I took a lot of photos during my high school years. Some on digital cameras, which I irregularly backed up on my laptop. Mostly on my phone, though, never backing them up anywhere. I thought they would be safe, my phone and laptop are always around, right? If I got a new one I could just transfer the pictures from the old to the new. But, as time went on, I procrastinated doing it. Or I forgot to do it. Or I even formatted my laptop, having forgotten that some pictures were only in that drive.

In my digital storage today I see a gap between specific years, marking years lost due to digital media's tendency to vanish from my mind. I forget to backup, because I forget it exists. Which is also why I very rarely look at them again. They just sit in a drive, on a random folder which I rarely open. Even after learning backup diligence, regularly transferring photos from my phone to my laptop and external SDD, I only dumped them in that folder and forgot to actually cherish them. That's the value of physical media. It exists as an object in our world. It takes up space, it demands attention.
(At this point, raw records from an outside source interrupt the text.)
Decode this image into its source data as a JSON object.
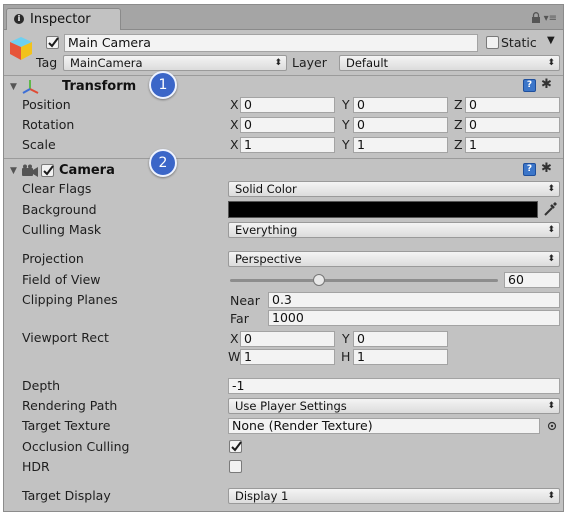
{
  "window": {
    "tab_title": "Inspector"
  },
  "header": {
    "active_checked": true,
    "object_name": "Main Camera",
    "static_label": "Static",
    "static_checked": false,
    "tag_label": "Tag",
    "tag_value": "MainCamera",
    "layer_label": "Layer",
    "layer_value": "Default"
  },
  "transform": {
    "title": "Transform",
    "badge": "1",
    "rows": [
      {
        "label": "Position",
        "x": "0",
        "y": "0",
        "z": "0"
      },
      {
        "label": "Rotation",
        "x": "0",
        "y": "0",
        "z": "0"
      },
      {
        "label": "Scale",
        "x": "1",
        "y": "1",
        "z": "1"
      }
    ],
    "axis": {
      "x": "X",
      "y": "Y",
      "z": "Z"
    }
  },
  "camera": {
    "title": "Camera",
    "badge": "2",
    "enabled": true,
    "clear_flags_label": "Clear Flags",
    "clear_flags_value": "Solid Color",
    "background_label": "Background",
    "background_color": "#000000",
    "culling_mask_label": "Culling Mask",
    "culling_mask_value": "Everything",
    "projection_label": "Projection",
    "projection_value": "Perspective",
    "fov_label": "Field of View",
    "fov_value": "60",
    "fov_min": 1,
    "fov_max": 179,
    "clipping_label": "Clipping Planes",
    "near_label": "Near",
    "near_value": "0.3",
    "far_label": "Far",
    "far_value": "1000",
    "viewport_label": "Viewport Rect",
    "viewport": {
      "x_label": "X",
      "x": "0",
      "y_label": "Y",
      "y": "0",
      "w_label": "W",
      "w": "1",
      "h_label": "H",
      "h": "1"
    },
    "depth_label": "Depth",
    "depth_value": "-1",
    "rendering_path_label": "Rendering Path",
    "rendering_path_value": "Use Player Settings",
    "target_texture_label": "Target Texture",
    "target_texture_value": "None (Render Texture)",
    "occlusion_label": "Occlusion Culling",
    "occlusion_checked": true,
    "hdr_label": "HDR",
    "hdr_checked": false,
    "target_display_label": "Target Display",
    "target_display_value": "Display 1"
  },
  "colors": {
    "panel_bg": "#c2c2c2",
    "badge_blue": "#3b66c8",
    "help_blue": "#3c76c9"
  }
}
I started to print my photos around 2019, precisely because I was worried about this tendency in me. I now organize my digital photos regularly and curate those that mean the most. I then print them in a local printing shop, like our parents did.I shop around, patiently, for a cool photo album (they've become rare and expensive since the rise of social media). I pick carefully, with intent, where each photo will stay in the narrative of this album, writing something about its context on the backside. Finally, I add the album to my bookshelf in my living room. It sits there, in plain sight. Sometimes friends will visit, and I will show them the photos I took in my latest trip. Or we will reminisce on shared moments, prodded back to life through these physical memories.

Sometimes, I look to that bookshelf and I glimpse spine of the photo album, and I'm compelled to revisit those photos. It's not forgotten, not hidden. They wait to beckon me to visit them, once in a while.